This week on The Mental Health Digest we have the breaking news that in the UK in the time it takes to have two children you can get access to mental health care – result! We have an amazing lady from Canada walking around Ireland to raise awareness for Mental Health. A group of researchers in Switzerland tell us something about the mental health of migrants that appears obvious to everyone else except the majority of western leaders. We also find out that If you want to avoid mental illness you should strive to be a terrible lawyer in Canada, and finally, Michael Phelps opens up to finally prove once and for all that mental illness is an actual illness.
A National Health Service (NHS) Watchdog’s report revealed the extent of the mental health care of young people in the UK. And judging from the report the word ‘care’ is obviously being used rather loosely. That is because the report showed children under the age of 18 are waiting up to a year and a half for treatment. Just a quick reminder: Suicide is the second leading cause of death for people under 30. For those that didn’t know suicide is silent and can kill at any moment, from my non-medical background I’d say getting help in less time than it takes to have two children is probably going to be a good thing. Then again I’m just some liberal snowflake with mental issues – what do I know? I should say that in defence of these revelations the NHS did say that after years of underinvestment they are now beginning to see rises in the mental health budget to the tune of £100m or about enough to buy you one (injured) Paul Pogba.
The brilliant Maysen Forbes from Canada decided to undertake a journey that is typically reserved for Irish women in need of an abortion. She is currently undertaking a 900km trek across Ireland. In this amazing feat of endurance, strength (mental and physical) and presumably a superhuman ability to withstand blisters. She is doing this all in aid of mental health awareness and to raise money for Mental Health Ireland (donate HERE). I don’t know many mentally healthy people who could undertake such a journey let alone doing it with anxiety and depression for company. You can also follow Maysen’s journey through her blog and Twitter. I would highly encourage you to reach out to her, she is not only doing a great job of walking but she is a fantastic person to engage with too.
It seems like the majority of western leaders at the moment think that abandoning your decimated homeland in search of salvage, across deserts, war-torn borders, open water and 1000 mile treks is a frivolous one in order to claim a few benefits. Rather than it showing the iron will of humans to survive against all odds. What do they do though when the surviving people (and they are people) make it to a country? Well, they hold them in migrant camps and asylum centres, where they face being deported in some sort of disgusting snakes and ladders game, where they get persecuted by certain sections of the media and ‘native’ population, where they are constantly moved from facility to facility and where they face an ambiguous legal situation. Amazingly a team of researchers discovered that this has a huge psychological impact on them, which includes depression, post-traumatic stress disorder and other mental illnesses. Needless to say, even if they are granted asylum, which is not likely, you’d hardly imagine they’d be fit for work, let alone welcome.

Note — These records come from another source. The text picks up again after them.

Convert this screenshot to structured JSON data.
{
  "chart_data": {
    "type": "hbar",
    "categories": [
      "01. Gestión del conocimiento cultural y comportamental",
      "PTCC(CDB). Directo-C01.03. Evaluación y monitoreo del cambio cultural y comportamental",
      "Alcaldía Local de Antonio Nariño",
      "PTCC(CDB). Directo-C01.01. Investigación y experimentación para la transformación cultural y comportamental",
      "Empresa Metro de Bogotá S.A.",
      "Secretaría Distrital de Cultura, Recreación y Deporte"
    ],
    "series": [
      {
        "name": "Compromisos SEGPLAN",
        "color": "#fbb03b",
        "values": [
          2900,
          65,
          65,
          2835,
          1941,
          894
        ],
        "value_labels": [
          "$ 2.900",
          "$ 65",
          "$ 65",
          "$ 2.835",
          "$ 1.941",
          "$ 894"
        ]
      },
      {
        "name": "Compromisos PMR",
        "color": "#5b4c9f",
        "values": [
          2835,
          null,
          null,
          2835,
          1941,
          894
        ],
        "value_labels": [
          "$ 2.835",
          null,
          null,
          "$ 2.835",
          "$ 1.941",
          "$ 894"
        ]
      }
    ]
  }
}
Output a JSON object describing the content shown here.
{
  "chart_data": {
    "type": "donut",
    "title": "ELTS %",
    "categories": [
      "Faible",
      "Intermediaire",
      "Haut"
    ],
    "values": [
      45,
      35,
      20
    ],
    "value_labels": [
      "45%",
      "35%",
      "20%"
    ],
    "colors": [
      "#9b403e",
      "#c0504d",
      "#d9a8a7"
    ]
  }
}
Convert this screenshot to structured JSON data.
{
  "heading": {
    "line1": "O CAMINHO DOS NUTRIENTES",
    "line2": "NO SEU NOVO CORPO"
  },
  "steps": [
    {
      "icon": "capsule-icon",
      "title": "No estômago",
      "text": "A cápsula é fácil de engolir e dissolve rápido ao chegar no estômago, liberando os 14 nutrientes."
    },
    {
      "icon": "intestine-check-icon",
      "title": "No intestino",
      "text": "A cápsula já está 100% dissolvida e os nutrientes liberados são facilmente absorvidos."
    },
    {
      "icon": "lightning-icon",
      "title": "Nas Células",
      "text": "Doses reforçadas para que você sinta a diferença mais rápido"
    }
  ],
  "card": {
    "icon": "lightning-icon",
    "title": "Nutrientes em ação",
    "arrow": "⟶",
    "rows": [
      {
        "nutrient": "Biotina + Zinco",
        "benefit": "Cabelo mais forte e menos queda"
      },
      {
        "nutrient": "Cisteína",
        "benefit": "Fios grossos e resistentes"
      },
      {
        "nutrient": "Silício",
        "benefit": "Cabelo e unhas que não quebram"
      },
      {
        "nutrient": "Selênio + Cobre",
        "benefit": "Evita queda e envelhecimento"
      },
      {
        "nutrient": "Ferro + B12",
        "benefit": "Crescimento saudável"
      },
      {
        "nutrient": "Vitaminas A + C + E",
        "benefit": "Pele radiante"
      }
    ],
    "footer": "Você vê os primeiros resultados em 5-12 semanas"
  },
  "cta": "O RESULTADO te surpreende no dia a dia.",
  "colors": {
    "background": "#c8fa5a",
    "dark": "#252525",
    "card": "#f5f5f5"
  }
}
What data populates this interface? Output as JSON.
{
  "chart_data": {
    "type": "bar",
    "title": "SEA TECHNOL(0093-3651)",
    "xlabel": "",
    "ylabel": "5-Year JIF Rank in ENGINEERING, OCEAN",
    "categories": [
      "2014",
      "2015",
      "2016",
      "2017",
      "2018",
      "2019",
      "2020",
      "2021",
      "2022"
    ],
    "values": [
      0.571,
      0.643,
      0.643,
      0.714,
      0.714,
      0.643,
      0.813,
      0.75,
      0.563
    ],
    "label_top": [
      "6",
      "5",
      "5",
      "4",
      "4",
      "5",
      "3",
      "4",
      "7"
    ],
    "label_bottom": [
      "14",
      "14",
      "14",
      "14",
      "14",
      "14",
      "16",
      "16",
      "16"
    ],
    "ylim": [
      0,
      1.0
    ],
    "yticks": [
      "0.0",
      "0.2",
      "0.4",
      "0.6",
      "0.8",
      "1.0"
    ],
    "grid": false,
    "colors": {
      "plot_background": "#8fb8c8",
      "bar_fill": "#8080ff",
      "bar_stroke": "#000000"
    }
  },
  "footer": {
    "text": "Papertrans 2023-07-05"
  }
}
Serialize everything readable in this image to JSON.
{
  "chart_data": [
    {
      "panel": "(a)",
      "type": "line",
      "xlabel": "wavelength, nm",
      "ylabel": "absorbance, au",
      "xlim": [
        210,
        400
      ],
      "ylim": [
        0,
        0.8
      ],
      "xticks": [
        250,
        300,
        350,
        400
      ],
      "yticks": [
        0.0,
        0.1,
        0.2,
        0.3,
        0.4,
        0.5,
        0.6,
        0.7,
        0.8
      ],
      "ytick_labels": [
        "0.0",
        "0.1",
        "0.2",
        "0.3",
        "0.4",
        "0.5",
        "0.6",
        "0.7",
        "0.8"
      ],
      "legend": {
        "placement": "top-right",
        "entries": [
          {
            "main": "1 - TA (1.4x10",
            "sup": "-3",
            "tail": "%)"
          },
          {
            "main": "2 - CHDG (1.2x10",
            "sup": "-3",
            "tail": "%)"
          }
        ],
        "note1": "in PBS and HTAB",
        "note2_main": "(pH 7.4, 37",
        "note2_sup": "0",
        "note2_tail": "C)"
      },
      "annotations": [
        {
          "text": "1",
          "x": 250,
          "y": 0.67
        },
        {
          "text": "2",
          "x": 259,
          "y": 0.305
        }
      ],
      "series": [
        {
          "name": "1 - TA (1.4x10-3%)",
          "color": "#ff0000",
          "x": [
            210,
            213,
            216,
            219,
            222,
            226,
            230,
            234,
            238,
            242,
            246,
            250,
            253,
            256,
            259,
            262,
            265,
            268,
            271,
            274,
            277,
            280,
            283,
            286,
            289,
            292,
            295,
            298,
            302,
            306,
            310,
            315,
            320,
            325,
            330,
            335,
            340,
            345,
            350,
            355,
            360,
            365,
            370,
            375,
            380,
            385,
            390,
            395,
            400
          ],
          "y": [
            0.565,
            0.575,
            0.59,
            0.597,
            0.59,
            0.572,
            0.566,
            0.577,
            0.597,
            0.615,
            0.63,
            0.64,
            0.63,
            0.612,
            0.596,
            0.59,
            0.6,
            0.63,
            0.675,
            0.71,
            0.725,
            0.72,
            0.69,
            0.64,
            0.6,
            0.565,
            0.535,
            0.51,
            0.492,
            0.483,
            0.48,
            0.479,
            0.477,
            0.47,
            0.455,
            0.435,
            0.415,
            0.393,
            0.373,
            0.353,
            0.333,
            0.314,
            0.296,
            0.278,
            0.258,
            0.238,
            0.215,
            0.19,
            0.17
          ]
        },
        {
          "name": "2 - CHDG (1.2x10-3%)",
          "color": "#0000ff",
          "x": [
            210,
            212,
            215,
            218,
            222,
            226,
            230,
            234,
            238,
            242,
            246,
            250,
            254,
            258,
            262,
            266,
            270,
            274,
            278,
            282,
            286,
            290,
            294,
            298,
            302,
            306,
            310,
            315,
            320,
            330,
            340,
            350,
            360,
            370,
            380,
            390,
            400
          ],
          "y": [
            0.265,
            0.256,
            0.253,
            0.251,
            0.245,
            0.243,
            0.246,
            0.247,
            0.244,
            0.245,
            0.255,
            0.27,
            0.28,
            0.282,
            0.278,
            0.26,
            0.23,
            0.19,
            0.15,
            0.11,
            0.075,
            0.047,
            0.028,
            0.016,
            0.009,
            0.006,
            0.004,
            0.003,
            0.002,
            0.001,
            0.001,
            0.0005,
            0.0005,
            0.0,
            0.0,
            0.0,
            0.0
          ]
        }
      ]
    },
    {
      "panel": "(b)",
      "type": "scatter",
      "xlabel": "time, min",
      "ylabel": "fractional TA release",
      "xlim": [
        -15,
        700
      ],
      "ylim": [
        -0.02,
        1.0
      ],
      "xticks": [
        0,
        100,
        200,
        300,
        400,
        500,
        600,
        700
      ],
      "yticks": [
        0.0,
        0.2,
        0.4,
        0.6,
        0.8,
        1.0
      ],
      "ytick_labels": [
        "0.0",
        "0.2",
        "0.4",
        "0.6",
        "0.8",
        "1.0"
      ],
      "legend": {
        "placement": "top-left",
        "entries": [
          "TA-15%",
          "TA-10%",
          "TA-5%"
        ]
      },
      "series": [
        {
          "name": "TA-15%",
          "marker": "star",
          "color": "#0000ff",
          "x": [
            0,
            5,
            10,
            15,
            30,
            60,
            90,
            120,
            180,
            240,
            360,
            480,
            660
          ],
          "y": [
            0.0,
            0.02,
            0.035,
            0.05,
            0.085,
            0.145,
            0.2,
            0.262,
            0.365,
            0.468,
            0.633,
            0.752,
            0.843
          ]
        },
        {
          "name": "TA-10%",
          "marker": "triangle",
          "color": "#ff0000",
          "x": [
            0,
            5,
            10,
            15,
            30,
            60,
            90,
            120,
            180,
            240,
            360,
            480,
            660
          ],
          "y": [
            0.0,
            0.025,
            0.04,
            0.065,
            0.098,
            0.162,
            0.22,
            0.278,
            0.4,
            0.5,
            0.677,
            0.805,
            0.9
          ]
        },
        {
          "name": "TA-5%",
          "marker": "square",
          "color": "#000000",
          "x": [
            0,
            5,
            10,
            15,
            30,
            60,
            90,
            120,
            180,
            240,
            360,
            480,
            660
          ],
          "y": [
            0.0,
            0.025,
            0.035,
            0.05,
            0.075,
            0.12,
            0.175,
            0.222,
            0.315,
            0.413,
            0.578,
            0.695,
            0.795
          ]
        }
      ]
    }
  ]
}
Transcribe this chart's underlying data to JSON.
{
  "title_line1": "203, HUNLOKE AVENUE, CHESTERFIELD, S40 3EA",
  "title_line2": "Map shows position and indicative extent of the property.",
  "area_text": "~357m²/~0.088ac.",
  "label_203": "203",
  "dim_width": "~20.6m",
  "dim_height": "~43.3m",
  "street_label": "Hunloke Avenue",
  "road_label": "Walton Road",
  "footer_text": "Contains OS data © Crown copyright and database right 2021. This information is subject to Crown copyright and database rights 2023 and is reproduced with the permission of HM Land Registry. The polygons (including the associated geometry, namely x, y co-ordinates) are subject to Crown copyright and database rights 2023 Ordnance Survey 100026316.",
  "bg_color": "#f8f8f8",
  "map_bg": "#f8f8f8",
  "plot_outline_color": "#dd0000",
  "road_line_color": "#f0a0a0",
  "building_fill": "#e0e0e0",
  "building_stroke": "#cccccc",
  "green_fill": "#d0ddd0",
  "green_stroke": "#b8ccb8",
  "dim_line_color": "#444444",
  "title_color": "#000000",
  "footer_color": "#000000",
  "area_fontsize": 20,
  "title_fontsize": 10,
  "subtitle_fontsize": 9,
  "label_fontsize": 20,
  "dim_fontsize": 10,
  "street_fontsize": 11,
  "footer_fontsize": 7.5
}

I’m a big believer in ‘Incentive Economics’, whereby we create a society where the incentives are set up in such a way that we do good things. An example of bad incentive economics is for-profit healthcare, because they have a huge incentive to keep you unhealthy
or rob you blind through insurance. That is why the news in Canada that successful lawyers struggle more with their mental health than their less successful counterparts is quite the conundrum. As we are now in a position where, for good health, you are incentivised to be bad at your job. In all seriousness though, it appears to be due to the severe amounts of stress applied on winning the next case, which results in depressive episodes, which is counter to other industries. In most other jobs the wealthier you are and the more ‘successful’ you are the less you talk about mental health fewer depressive episodes you experience.
The final mental health news story of the week came in the form of one of the most decorated Olympians ever, and by ‘one of the most’, I mean the most decorated Olympian of all time. Michael Phelps opened up about the mental issues he faced in a long-ranging interview. He discussed many of the things we already know but the most revealing aspect of this interview was the details regarding his mental health. Most interesting due to the fact that it happened to him. The good-looking guy with the six pack, the 28 Olympics medals and all the money you could ever need. He struggled mentally and it is important for young people out there to realise that it is an illness and it can happen to anyone – even the greatest Olympian of all time.
Thanks for reading The Mental Health Digest this week, I’d love to tell you what will be on next week but it hasn’t happened yet. That is why it is called ‘news’, because it is new. For those not familiar with this series, it is a roundup of the week’s mental health news and it is posted every Sunday. If you haven’t seen it before that is because today is the first, so well done you, you got here first, you can claim to be into it before it was cool – and it is cool. Very cool.